No project description provided

These details have not been verified by PyPI

Project description

SPARQL Data Quality Monitoring Tool

This software provides tools to monitor the quality of data in OpenCitation Meta and OpenCitations Index by querying their SPARQL endpoints. It includes two monitoring classes: MetaMonitor and IndexMonitor, which are designed to run a series of tests on the triplestores and generate reports on data quality issues.

The reports are generated in JSON format, which is then converted to HTML for easier visualization.

SPARQL Data Quality Monitoring Tool

Overview

The tool uses SPARQL queries to check for potential issues in the data stored in the specified SPARQL endpoints:

MetaMonitor is used for the OpenCitations Meta endpoint.
IndexMonitor is used for the OpenCitations Index endpoint.

Each monitor runs a series of pre-configured tests defined in the related configuration file (in JSON format).
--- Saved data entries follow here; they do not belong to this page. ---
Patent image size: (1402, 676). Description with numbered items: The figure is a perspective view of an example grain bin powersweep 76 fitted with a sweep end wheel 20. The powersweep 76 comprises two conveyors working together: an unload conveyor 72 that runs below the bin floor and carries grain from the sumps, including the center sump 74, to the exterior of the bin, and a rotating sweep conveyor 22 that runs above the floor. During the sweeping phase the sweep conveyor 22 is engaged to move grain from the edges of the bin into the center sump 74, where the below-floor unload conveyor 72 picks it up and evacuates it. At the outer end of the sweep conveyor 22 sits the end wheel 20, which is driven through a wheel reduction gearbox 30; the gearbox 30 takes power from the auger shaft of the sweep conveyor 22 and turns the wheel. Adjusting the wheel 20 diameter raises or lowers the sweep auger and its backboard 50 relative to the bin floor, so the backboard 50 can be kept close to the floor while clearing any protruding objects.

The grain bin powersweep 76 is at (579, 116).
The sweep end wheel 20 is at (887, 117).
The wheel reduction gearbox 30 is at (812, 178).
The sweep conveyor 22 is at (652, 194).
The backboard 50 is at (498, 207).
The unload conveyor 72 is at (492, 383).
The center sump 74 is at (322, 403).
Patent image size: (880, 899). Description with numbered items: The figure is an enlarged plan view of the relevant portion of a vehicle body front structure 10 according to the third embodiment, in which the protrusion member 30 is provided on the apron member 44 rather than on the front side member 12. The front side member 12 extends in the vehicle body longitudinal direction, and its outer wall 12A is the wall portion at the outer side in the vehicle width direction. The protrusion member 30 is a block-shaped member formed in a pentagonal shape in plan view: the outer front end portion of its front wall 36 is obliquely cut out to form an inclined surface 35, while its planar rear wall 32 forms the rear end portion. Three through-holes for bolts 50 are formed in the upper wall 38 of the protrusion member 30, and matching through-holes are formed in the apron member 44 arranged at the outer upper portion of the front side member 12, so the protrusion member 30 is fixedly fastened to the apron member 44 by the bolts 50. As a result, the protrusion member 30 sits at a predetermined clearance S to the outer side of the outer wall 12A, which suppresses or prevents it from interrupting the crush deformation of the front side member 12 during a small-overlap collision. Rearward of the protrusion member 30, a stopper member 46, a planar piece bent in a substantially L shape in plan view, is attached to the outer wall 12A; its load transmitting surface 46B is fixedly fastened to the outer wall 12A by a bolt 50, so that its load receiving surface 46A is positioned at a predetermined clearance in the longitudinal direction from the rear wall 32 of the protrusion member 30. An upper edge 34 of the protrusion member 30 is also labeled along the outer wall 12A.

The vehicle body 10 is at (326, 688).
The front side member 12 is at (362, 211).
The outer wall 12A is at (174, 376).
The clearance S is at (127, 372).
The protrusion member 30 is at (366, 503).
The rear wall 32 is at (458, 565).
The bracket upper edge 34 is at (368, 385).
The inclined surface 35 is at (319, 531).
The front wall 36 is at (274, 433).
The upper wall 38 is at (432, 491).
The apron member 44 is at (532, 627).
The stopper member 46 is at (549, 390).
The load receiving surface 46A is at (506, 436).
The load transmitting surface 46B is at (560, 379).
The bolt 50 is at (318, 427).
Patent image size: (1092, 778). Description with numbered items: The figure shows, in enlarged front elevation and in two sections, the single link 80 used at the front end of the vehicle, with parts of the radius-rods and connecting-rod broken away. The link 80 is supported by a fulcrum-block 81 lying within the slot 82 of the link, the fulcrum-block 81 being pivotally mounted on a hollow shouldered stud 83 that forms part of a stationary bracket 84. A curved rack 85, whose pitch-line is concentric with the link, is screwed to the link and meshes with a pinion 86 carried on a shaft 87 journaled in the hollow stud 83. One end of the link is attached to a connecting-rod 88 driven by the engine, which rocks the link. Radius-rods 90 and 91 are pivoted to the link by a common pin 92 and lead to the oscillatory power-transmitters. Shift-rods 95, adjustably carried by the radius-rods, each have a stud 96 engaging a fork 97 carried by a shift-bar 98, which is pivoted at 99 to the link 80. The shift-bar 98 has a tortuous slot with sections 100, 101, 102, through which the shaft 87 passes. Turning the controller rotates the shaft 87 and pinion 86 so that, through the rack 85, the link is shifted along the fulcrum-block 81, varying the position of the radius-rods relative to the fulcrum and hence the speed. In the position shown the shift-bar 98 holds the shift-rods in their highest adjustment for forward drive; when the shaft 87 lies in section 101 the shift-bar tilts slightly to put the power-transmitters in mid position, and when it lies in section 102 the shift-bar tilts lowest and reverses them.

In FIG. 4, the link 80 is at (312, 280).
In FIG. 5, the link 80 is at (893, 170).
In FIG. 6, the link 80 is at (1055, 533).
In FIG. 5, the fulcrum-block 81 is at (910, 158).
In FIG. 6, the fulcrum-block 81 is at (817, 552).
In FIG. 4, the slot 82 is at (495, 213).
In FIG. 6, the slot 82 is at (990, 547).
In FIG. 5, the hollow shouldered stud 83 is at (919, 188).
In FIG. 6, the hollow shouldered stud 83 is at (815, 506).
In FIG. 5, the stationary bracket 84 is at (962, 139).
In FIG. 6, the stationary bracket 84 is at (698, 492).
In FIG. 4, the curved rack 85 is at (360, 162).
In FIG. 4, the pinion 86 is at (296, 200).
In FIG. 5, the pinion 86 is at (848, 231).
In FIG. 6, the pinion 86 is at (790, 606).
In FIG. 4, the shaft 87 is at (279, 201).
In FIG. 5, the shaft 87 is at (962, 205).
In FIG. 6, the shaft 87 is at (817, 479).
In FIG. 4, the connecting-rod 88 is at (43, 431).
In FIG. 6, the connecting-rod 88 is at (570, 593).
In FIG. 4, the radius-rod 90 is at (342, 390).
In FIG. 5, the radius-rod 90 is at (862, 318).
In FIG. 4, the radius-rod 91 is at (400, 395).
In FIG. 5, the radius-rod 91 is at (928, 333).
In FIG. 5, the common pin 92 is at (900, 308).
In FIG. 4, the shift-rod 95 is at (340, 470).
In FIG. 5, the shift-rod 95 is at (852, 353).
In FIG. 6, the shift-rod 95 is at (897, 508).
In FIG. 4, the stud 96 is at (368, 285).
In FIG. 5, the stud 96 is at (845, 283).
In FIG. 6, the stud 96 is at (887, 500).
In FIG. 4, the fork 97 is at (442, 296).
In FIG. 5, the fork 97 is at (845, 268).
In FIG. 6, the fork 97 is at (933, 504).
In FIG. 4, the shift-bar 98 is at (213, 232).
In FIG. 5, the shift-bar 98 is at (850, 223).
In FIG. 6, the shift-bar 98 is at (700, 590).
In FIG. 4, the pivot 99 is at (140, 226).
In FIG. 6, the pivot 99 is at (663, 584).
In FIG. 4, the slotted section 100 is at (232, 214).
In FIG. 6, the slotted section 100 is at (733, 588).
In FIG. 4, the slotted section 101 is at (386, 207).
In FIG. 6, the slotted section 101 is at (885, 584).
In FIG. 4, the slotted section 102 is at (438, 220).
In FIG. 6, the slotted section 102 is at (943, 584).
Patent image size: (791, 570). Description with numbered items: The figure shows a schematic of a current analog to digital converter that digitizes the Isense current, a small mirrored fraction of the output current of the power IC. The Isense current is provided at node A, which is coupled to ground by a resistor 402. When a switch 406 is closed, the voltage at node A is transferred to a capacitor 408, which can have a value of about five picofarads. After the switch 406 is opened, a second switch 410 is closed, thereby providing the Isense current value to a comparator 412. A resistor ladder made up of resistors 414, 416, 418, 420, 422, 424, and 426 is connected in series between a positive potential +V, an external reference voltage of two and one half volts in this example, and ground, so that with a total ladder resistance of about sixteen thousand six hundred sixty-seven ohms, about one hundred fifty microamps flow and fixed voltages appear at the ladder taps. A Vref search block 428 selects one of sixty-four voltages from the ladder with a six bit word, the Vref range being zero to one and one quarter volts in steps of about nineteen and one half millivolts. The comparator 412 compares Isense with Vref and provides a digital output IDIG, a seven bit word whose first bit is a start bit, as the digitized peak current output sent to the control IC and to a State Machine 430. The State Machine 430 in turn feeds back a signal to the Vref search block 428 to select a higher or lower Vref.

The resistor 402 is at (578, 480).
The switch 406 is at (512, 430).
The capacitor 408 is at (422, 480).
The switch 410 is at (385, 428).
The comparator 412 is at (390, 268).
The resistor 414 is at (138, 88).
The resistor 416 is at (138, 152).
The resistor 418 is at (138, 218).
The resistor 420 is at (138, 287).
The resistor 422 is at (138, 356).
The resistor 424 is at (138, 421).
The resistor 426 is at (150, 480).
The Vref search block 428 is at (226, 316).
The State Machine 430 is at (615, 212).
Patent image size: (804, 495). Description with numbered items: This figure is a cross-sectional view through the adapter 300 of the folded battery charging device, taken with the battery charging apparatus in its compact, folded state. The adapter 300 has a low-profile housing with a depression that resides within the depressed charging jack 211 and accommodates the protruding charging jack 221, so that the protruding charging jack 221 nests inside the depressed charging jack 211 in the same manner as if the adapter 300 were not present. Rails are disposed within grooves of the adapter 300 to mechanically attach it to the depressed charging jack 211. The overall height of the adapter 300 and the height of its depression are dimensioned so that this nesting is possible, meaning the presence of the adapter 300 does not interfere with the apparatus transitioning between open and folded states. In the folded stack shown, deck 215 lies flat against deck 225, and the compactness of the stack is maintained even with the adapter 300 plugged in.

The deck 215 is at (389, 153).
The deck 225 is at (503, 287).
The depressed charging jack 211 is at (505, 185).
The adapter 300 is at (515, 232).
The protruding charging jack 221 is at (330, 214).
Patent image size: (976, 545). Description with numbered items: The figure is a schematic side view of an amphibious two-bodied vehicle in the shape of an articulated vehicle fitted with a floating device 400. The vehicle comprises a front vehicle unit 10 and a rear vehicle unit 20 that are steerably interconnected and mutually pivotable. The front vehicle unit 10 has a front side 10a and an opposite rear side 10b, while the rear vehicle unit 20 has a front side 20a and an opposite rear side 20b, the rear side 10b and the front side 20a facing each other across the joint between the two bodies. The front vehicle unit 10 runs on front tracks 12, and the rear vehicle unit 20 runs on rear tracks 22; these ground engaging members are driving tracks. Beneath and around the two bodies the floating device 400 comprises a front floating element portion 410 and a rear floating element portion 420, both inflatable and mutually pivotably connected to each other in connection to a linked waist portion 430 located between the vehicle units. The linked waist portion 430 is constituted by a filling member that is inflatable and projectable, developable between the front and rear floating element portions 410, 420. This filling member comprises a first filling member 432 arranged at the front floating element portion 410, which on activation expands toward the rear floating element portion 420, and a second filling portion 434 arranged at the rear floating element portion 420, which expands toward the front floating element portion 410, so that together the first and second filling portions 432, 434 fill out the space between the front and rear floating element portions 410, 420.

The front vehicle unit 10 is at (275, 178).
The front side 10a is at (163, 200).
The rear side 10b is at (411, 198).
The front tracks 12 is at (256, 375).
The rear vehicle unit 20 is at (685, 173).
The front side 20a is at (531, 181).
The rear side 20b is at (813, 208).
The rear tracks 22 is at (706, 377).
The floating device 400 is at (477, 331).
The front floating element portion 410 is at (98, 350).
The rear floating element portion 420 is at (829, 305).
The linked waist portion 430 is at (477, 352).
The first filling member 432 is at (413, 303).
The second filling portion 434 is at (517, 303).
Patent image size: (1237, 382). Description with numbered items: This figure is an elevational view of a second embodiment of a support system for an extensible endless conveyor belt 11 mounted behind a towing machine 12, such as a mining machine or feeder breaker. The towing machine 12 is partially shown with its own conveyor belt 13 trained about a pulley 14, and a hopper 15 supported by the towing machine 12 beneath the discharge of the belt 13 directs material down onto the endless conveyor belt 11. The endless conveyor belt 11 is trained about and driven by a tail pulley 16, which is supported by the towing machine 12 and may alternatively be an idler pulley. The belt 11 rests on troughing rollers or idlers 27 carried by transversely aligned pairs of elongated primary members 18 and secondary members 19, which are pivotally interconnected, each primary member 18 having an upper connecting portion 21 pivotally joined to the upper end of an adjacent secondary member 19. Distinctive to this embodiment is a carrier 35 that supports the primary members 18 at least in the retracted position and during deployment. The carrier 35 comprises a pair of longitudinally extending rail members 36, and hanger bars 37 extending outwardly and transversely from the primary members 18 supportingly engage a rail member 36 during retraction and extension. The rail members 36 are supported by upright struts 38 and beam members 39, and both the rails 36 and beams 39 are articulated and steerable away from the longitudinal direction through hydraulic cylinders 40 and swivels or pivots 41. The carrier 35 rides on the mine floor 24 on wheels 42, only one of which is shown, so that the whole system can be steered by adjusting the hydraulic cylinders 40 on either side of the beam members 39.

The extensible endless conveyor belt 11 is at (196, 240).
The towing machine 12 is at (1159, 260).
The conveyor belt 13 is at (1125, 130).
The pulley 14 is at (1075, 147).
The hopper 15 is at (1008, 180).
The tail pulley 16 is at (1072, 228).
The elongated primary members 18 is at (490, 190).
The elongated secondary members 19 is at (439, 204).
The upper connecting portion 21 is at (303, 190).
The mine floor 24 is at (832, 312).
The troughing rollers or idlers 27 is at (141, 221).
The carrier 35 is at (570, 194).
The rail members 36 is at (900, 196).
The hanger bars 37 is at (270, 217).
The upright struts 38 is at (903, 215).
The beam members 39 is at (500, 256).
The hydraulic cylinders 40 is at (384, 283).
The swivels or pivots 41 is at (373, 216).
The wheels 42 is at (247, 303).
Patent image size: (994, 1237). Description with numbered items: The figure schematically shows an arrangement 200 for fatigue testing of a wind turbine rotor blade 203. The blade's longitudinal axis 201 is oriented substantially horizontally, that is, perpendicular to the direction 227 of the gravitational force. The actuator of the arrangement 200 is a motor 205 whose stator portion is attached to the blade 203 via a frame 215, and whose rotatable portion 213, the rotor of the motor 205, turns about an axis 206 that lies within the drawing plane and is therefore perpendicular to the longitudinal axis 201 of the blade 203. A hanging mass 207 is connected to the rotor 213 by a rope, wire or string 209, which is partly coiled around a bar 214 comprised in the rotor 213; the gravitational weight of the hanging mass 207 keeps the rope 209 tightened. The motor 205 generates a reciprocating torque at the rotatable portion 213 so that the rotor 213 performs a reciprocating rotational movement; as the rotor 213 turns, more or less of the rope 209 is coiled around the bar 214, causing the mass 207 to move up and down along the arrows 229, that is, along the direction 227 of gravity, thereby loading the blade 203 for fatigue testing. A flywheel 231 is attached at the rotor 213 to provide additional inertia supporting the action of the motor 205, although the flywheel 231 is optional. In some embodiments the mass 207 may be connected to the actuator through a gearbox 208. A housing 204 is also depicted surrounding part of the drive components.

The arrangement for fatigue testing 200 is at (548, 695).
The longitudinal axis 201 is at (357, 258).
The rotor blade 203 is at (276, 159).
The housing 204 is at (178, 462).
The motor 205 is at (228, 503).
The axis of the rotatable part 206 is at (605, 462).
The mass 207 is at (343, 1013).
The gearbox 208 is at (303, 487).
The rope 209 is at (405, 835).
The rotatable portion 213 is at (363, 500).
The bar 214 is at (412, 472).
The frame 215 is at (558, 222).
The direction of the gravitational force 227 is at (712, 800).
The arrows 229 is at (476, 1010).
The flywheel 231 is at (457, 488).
The tests produce a report (JSON file) that details which issues are detected, including metadata such as runtime, whether the tests passed or failed, and any errors encountered during the process. The JSON report is then converted into HTML to be read more easily.

Two classes are responsible for interrogating the triplestores, the MetaMonitor class for OpenCitations Meta and the IndexMonitor class for OpenCitations Index, which can both be found inside the data_monitor module. They both require, upon instantiation, the path to the appropriate configuration file and the base path for the output files. In both the classes, the run_tests() method actually interrogates the endpoint specified in the related config file and produces the JSON output.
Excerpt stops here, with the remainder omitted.